The analysis conducted by the ‘iSuppli’ team indicates that although the Verizon iPhone has the same functionality and – at first glance – a similar bill of materials, “the new code division multiple access (CMDA) version includes significant changes in its design and component selection.”
‘iSuppli’ notes that the original iPhone4 carried a BOM of $181.75, but the iDevice launched on February 10 carries a BOM of 9% less – the production cost for the CMDA iPhone4 pushes this price up to $178.45.
As previously reported and highlighted by ‘AppleInsider’ the new iPhone has a new design inside which helps Apple achieve this 9% reduction in costs.
The most notable change is the adoption of the MDM6600 world-mode base-band chip from Qualcomm which offers integrated GPS circuitry, enabling the Cupertino-based company to eliminate the Broadcom GPS chip used in the previous iPhone4. The ‘iSuppli’ report further notes that the Wi-Fi combo chip module was also revised – it is smaller and the component supplier has made some significant improvements.

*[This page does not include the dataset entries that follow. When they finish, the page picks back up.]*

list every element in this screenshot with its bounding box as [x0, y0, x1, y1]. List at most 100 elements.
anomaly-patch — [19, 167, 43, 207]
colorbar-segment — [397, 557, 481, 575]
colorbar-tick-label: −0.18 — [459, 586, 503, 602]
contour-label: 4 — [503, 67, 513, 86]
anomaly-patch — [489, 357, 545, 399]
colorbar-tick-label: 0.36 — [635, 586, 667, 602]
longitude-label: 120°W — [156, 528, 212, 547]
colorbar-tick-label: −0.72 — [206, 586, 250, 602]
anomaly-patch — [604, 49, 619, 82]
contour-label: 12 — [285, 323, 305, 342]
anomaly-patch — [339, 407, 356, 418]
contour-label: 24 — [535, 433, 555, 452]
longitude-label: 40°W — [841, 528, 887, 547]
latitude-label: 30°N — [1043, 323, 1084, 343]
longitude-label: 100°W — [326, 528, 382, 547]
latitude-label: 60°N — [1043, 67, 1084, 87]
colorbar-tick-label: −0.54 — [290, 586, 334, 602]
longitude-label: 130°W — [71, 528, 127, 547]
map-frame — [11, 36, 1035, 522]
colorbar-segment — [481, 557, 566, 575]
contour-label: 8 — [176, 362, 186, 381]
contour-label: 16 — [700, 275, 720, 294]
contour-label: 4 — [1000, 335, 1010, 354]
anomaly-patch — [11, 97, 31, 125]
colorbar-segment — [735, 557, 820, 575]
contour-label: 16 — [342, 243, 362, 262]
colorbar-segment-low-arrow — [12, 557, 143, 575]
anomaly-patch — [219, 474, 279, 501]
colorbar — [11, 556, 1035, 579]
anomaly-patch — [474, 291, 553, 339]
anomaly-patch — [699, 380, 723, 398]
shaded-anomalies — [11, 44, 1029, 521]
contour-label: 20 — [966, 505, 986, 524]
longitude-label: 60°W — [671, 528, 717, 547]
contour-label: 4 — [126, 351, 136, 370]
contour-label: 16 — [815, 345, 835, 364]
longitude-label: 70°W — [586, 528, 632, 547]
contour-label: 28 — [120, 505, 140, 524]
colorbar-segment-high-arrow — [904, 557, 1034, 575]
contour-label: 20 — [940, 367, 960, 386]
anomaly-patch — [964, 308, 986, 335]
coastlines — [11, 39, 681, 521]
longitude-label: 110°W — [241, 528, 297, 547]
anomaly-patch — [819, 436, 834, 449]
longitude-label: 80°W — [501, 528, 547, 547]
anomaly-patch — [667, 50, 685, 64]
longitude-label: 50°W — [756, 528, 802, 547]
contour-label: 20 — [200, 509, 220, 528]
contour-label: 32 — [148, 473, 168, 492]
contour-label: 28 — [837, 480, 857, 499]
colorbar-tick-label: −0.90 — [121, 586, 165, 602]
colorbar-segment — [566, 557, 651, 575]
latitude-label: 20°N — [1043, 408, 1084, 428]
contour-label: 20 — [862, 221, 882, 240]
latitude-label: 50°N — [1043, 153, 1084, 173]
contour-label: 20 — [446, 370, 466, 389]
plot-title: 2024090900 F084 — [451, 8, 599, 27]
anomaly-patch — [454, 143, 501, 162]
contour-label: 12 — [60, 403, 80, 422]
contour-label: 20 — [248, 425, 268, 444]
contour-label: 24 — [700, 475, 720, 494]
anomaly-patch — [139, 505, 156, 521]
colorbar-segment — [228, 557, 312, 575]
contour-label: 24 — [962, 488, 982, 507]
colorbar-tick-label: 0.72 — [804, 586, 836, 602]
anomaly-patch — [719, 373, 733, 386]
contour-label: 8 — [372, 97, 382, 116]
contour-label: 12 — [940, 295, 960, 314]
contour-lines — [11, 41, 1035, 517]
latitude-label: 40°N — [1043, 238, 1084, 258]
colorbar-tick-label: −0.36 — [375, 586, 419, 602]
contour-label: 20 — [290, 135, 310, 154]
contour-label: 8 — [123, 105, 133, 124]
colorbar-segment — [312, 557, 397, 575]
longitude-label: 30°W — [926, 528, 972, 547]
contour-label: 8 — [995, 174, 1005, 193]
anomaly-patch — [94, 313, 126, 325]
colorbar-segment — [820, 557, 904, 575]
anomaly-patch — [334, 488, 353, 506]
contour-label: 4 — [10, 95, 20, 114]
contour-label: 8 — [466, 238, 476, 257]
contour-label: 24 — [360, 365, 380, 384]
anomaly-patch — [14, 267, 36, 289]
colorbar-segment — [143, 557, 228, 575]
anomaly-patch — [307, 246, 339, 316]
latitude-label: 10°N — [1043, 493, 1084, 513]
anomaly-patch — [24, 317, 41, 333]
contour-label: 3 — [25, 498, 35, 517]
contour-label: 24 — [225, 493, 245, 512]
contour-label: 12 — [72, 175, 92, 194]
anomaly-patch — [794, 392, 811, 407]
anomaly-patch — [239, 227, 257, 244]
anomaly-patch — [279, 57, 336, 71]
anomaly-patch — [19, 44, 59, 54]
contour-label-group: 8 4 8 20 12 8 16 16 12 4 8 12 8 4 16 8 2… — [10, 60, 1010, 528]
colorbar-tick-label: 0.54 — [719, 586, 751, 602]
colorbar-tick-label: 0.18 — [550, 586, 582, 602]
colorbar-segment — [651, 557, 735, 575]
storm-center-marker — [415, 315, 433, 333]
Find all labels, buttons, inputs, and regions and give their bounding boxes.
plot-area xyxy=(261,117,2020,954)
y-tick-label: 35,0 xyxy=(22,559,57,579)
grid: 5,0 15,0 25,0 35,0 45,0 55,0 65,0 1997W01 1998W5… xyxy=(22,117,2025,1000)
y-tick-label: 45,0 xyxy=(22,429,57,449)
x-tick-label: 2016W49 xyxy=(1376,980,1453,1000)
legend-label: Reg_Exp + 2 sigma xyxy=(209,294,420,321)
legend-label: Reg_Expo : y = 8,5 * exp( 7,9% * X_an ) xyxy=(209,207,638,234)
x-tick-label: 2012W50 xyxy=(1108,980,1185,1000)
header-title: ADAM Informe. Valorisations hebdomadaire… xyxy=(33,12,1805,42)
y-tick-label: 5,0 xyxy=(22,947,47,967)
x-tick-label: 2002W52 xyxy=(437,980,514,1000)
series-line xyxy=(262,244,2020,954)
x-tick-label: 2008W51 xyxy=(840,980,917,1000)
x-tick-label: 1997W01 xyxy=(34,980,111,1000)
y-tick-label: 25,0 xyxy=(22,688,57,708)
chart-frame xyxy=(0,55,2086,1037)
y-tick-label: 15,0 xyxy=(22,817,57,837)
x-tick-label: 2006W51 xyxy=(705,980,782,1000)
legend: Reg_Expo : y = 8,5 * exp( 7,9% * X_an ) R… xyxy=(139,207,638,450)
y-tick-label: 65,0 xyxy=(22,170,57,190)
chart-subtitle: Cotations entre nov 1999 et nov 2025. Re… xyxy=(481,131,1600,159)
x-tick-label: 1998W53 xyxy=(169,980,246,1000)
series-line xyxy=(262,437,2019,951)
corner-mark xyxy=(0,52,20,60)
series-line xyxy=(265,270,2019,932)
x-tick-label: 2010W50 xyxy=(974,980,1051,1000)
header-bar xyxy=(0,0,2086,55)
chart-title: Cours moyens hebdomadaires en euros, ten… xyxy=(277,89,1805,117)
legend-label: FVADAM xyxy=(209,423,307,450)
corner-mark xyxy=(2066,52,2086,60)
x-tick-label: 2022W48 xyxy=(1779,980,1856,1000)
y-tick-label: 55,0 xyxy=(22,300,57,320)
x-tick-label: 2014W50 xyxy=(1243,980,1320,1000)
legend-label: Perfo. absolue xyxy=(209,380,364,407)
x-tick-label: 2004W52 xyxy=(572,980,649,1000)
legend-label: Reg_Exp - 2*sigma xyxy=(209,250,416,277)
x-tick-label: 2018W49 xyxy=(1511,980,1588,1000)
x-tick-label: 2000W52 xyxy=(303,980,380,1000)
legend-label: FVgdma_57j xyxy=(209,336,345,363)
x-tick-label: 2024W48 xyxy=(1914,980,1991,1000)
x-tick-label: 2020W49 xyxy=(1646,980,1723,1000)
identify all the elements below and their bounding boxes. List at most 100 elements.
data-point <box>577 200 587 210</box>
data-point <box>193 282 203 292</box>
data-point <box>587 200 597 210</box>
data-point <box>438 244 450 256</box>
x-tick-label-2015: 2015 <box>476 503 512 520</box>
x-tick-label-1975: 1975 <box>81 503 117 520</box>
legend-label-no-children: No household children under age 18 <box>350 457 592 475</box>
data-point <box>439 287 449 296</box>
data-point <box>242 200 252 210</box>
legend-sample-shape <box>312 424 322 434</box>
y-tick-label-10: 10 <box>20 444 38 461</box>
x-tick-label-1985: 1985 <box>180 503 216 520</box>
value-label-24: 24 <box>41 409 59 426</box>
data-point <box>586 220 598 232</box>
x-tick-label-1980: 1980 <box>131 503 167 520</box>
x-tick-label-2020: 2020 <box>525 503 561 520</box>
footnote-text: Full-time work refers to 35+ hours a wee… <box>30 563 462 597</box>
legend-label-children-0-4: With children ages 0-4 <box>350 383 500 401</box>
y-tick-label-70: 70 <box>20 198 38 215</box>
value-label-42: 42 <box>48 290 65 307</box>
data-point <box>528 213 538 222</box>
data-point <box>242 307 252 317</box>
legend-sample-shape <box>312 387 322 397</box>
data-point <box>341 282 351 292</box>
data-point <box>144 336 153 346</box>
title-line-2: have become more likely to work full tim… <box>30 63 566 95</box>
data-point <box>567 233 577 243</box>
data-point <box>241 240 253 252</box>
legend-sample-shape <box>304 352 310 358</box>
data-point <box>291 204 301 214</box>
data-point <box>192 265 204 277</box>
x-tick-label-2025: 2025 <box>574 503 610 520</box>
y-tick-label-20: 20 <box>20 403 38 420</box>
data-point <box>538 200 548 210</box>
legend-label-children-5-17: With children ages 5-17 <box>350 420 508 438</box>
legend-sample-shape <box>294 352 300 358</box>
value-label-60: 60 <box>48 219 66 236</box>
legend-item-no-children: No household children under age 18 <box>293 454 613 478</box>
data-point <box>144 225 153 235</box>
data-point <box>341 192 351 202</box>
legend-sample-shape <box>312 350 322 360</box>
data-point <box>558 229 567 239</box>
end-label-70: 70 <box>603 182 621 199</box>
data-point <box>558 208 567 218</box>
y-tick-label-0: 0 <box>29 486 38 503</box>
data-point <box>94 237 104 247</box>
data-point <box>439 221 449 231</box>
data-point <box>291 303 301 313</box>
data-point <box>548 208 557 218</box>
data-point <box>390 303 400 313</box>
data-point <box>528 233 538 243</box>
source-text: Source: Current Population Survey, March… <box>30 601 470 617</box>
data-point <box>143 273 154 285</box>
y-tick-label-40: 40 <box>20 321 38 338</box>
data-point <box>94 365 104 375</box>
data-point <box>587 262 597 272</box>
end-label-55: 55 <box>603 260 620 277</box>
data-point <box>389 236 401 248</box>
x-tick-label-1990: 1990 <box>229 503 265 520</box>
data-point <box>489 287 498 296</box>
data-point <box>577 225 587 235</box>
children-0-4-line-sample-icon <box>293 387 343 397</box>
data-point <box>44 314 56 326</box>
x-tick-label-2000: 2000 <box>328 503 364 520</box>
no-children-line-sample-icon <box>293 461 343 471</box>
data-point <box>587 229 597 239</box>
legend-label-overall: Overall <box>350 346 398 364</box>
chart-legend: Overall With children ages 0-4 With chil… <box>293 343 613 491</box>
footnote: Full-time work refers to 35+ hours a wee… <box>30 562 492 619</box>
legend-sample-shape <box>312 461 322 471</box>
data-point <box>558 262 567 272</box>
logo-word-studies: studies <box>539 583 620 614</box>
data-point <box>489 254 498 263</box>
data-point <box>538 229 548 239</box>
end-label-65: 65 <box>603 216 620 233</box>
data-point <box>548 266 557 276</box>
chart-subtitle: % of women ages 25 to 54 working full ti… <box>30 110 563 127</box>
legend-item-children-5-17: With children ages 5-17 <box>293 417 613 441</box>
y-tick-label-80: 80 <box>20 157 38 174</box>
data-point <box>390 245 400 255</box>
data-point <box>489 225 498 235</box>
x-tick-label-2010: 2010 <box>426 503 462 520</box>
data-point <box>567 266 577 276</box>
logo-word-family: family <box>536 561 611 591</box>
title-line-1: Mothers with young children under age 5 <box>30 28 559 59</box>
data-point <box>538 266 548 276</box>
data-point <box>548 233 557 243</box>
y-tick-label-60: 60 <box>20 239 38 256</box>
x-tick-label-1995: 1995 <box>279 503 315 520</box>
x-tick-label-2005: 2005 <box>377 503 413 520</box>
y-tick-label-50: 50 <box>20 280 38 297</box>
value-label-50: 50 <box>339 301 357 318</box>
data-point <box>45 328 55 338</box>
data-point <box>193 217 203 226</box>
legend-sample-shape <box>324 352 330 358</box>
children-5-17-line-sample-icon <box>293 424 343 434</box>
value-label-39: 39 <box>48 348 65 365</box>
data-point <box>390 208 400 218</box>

So Apple manufactures the iDevice for only $171.35 and sells it for a starting price of $300? That means that Apple is…? Whoa, stop the bus! The ‘iSuppli’ BOM estimates cover only the cost of the individual hardware components, with an additional amount added on to reflect estimated manufacturing costs. Their figure does not include costs such as development, software, patent licenses, marketing and distribution. Proof that Apple can produce a successful product in a very competitive market.